Reasoning about object affordances allows an autonomous agent to perform generalised manipulation tasks among object instances. While current approaches to grasp affordance estimation are effective, they are limited to a single hypothesis. We present an approach for detection and extraction of multiple grasp affordances on an object via visual input. We define semantics as a combination of multiple attributes, which yields benefits in terms of generalisation for grasp affordance prediction. We use Markov Logic Networks to build a knowledge base graph representation to obtain a probability distribution of grasp affordances for an object. To harvest the knowledge base, we collect and make available a novel dataset that relates different semantic attributes. We achieve reliable mappings of the predicted grasp affordances on the object by learning prototypical grasping patches from several examples. We show our method's generalisation capabilities on grasp affordance prediction for novel instances and compare with similar methods in the literature. Moreover, using a robotic platform, on simulated and real scenarios, we evaluate the success of the grasping task when conditioned on the grasp affordance prediction.
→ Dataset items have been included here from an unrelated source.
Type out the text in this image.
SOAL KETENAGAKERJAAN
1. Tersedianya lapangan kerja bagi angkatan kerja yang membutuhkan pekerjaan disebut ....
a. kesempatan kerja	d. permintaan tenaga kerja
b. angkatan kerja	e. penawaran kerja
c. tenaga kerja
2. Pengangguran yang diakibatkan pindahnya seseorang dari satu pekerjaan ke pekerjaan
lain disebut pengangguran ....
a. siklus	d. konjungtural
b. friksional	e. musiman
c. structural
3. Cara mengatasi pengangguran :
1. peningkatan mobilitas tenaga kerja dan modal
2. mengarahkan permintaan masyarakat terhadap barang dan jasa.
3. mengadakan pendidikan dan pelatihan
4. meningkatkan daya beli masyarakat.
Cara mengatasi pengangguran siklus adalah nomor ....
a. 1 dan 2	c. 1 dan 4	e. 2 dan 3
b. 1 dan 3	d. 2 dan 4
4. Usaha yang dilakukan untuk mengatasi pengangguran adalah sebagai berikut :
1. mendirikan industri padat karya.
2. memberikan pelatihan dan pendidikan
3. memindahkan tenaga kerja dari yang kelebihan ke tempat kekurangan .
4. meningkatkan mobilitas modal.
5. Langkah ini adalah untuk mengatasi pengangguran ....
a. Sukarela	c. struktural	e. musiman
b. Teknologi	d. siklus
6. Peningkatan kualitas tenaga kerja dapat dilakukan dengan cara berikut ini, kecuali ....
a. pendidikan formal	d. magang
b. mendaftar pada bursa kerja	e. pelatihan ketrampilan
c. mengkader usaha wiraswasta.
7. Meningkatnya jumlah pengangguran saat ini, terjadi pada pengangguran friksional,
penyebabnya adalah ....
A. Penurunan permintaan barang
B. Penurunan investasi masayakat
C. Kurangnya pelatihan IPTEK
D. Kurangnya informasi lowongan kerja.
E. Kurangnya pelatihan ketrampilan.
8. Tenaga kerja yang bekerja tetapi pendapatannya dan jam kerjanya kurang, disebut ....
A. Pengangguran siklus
Reasoning on Grasp-Action Affordances

Artificial intelligence is essential to succeed in challenging activities that involve dynamic environments, such as object manipulation tasks in indoor scenes. Most of the state-of-the-art literature explores robotic grasping methods by focusing exclusively on attributes of the target object. When it comes to human perceptual learning approaches, these physical qualities are not only inferred from the object, but also from the characteristics of the surroundings. This work proposes a method that includes environmental context to reason on an object affordance to then deduce its grasping regions. This affordance is reasoned using a ranked association of visual semantic attributes harvested in a knowledge base graph representation. The framework is assessed using standard learning evaluation metrics and the zero-shot affordance prediction scenario. The resulting grasping areas are compared with unseen labelled data to asses their accuracy matching percentage. The outcome of this evaluation suggest the autonomy capabilities of the proposed method for object interaction applications in indoor environments.

Learning and Composing Primitive Skills for Dual-arm Manipulation

In an attempt to confer robots with complex manipulation capabilities, dual-arm anthropomorphic systems have become an important research topic in the robotics community. Most approaches in the literature rely upon a great understanding of the dynamics underlying the system's behaviour and yet offer limited autonomous generalisation capabilities. To address these limitations, this work proposes a modelisation for dual-arm manipulators based on dynamic movement primitives laying in two orthogonal spaces. The modularity and learning capabilities of this model are leveraged to formulate a novel end-to-end learning-based framework which (i) learns a library of primitive skills from human demonstrations, and (ii) composes such knowledge simultaneously and sequentially to confront novel scenarios. The feasibility of the proposal is evaluated by teaching the iCub humanoid the basic skills to succeed on simulated dual-arm pick-and-place tasks. The results suggest the learning and generalisation capabilities of the proposed framework extend to autonomously conduct undemonstrated dual-arm manipulation tasks.